Firewalls in service provider environments

Christopher Morrow morrowc.lists at gmail.com
Tue Feb 7 22:59:47 UTC 2012


On Tue, Feb 7, 2012 at 4:42 PM, Leigh Porter
<leigh.porter at ukbroadband.com> wrote:
>
>
>> -----Original Message-----
>> From: Matthew Reath [mailto:matt at mattreath.com]
>> Sent: 07 February 2012 21:34
>> To: nanog at nanog.org
>> Subject: Firewalls in service provider environments
>>
>> All,
>>
>> Looking for some recommendations on firewall placement in service
>> provider
>> environments.  I'm of the school of thought that in my SP network I do
>> as
>> little firewalling/packet filtering as possible. As in none,
>
> I had a vendor actually suggest that that ALL my customer traffic should traverse a firewall. I asked why and they said "Ahhh it the internet, must have firewall". I suppose this must have been a great firewall.

'of china'! ha! hahaha.... anyway.

> So yes I would agree with you, firewall nothing for your customers unless they are paying you for a specific service. Filtering known bad ports, well, what's a known bad port? Bad for one person may be quite important for another. Whilst filtering port 25 outbound may help prevent some bots from emanating spam, it certainly does a lot to annoy other people.
>

I think for a purely SP network, transit-provider core links sort of
thing, why filter anything at all? why filter anything that's not
destined to your own equipment? You can't possibly know what some
customer (or set of customers) are going to do with their traffic, so
you can't possibly filter it sanely/safely.

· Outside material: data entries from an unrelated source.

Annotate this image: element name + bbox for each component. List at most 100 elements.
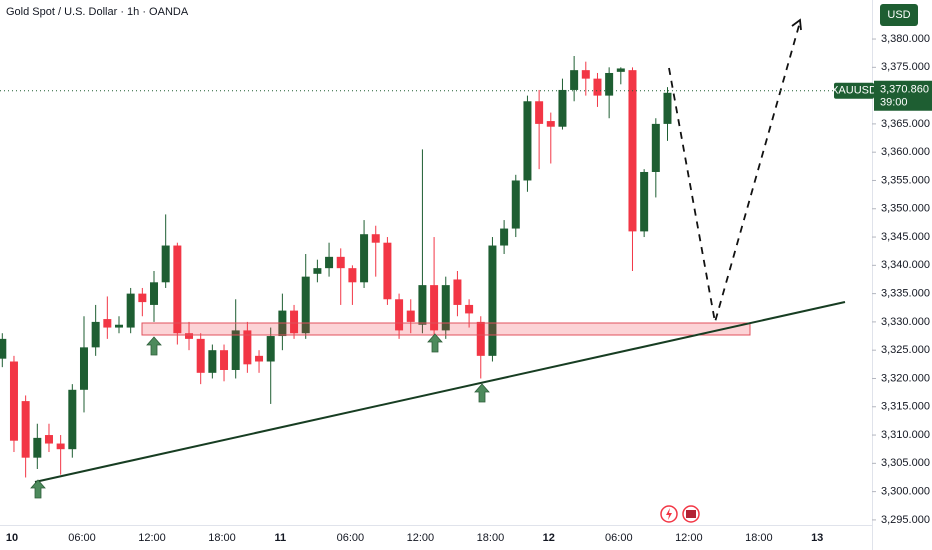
candle-body	[570, 70, 579, 90]
symbol-box	[834, 82, 874, 99]
candle-body	[430, 285, 439, 331]
candle-body	[208, 350, 217, 373]
currency-button[interactable]	[880, 4, 918, 26]
candle-body	[453, 279, 462, 305]
candle-body	[138, 293, 147, 303]
currency-label[interactable]: USD	[887, 9, 910, 21]
candle-body	[21, 401, 30, 458]
x-tick-label: 10	[6, 532, 18, 544]
candle-body	[255, 355, 264, 362]
candle-body	[56, 443, 65, 450]
x-tick-label: 12:00	[138, 532, 166, 544]
x-tick-label: 18:00	[745, 532, 773, 544]
candle-body	[488, 245, 497, 356]
y-tick-label: 3,355.000	[881, 174, 930, 186]
candle-body	[0, 338, 7, 359]
x-tick-label: 12:00	[407, 532, 435, 544]
y-tick-label: 3,375.000	[881, 61, 930, 73]
price-box	[874, 80, 932, 111]
candle-body	[628, 70, 637, 232]
candle-body	[243, 330, 252, 365]
support-zone	[141, 322, 751, 336]
candle-body	[185, 333, 194, 339]
candle-body	[640, 171, 649, 232]
y-tick-label: 3,330.000	[881, 316, 930, 328]
x-tick-label: 06:00	[605, 532, 633, 544]
y-tick-label: 3,315.000	[881, 401, 930, 413]
candle-body	[103, 319, 112, 328]
projection-arrowhead	[791, 18, 802, 31]
y-tick-label: 3,380.000	[881, 33, 930, 45]
candle-body	[371, 234, 380, 243]
event-icon-bolt	[666, 508, 672, 520]
candle-body	[535, 101, 544, 124]
candle-body	[33, 437, 42, 458]
candle-body	[150, 282, 159, 305]
candle-body	[500, 228, 509, 246]
candle-body	[196, 338, 205, 373]
candle-body	[406, 310, 415, 322]
candle-body	[651, 123, 660, 172]
candle-body	[325, 256, 334, 269]
x-tick-label: 13	[811, 532, 823, 544]
candle-body	[348, 268, 357, 283]
candle-body	[126, 293, 135, 328]
candle-body	[173, 245, 182, 334]
y-tick-label: 3,345.000	[881, 231, 930, 243]
chart-title: Gold Spot / U.S. Dollar · 1h · OANDA	[6, 6, 189, 18]
x-tick-label: 12:00	[675, 532, 703, 544]
candle-body	[581, 70, 590, 79]
x-tick-label: 12	[543, 532, 555, 544]
candle-body	[44, 435, 53, 444]
candle-body	[593, 78, 602, 96]
x-tick-label: 18:00	[208, 532, 236, 544]
candle-body	[231, 330, 240, 370]
y-tick-label: 3,365.000	[881, 118, 930, 130]
candle-body	[441, 285, 450, 331]
candle-body	[266, 336, 275, 362]
candles	[0, 56, 672, 478]
candle-body	[301, 276, 310, 334]
candle-body	[161, 245, 170, 283]
up-arrow	[427, 333, 443, 353]
candle-body	[220, 350, 229, 370]
symbol-label: XAUUSD	[831, 85, 877, 97]
candle-body	[546, 121, 555, 127]
y-tick-label: 3,300.000	[881, 486, 930, 498]
y-tick-label: 3,295.000	[881, 514, 930, 526]
countdown-label: 39:00	[880, 97, 908, 109]
candle-body	[290, 310, 299, 334]
candle-body	[558, 89, 567, 127]
arrows	[30, 333, 490, 499]
candle-body	[313, 268, 322, 274]
candle-body	[476, 321, 485, 356]
candle-body	[91, 321, 100, 348]
candle-body	[605, 72, 614, 96]
y-tick-label: 3,335.000	[881, 288, 930, 300]
y-tick-label: 3,340.000	[881, 259, 930, 271]
x-tick-label: 11	[275, 532, 287, 544]
candle-body	[79, 347, 88, 390]
up-arrow	[474, 383, 490, 403]
candle-body	[9, 361, 18, 441]
y-tick-label: 3,350.000	[881, 203, 930, 215]
y-tick-label: 3,325.000	[881, 344, 930, 356]
candle-body	[616, 68, 625, 72]
candle-body	[465, 304, 474, 314]
candle-body	[115, 324, 123, 328]
event-icons	[660, 505, 700, 523]
trend-line	[34, 301, 846, 483]
y-tick-label: 3,360.000	[881, 146, 930, 158]
candle-body	[336, 256, 345, 269]
up-arrow	[146, 336, 162, 356]
candle-body	[395, 299, 404, 331]
x-tick-label: 18:00	[477, 532, 505, 544]
price-label: 3,370.860	[880, 84, 929, 96]
x-tick-label: 06:00	[68, 532, 96, 544]
candle-body	[511, 180, 520, 229]
candle-body	[360, 234, 369, 283]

for a consumer ISP, provided your TOS says it's ok, why not filter
some common problems:
  tcp/25
  ... not much else really... and REALLY you just want to send tcp/25
-> 587 on your mail-relays (or redirect to internal use addresses on
the relays).

If customers (in either case) want to pay you for 'security services'
then rock some filters on their CPE, with the option to move that
upstream to your PE if you have to (too much crap on customer link).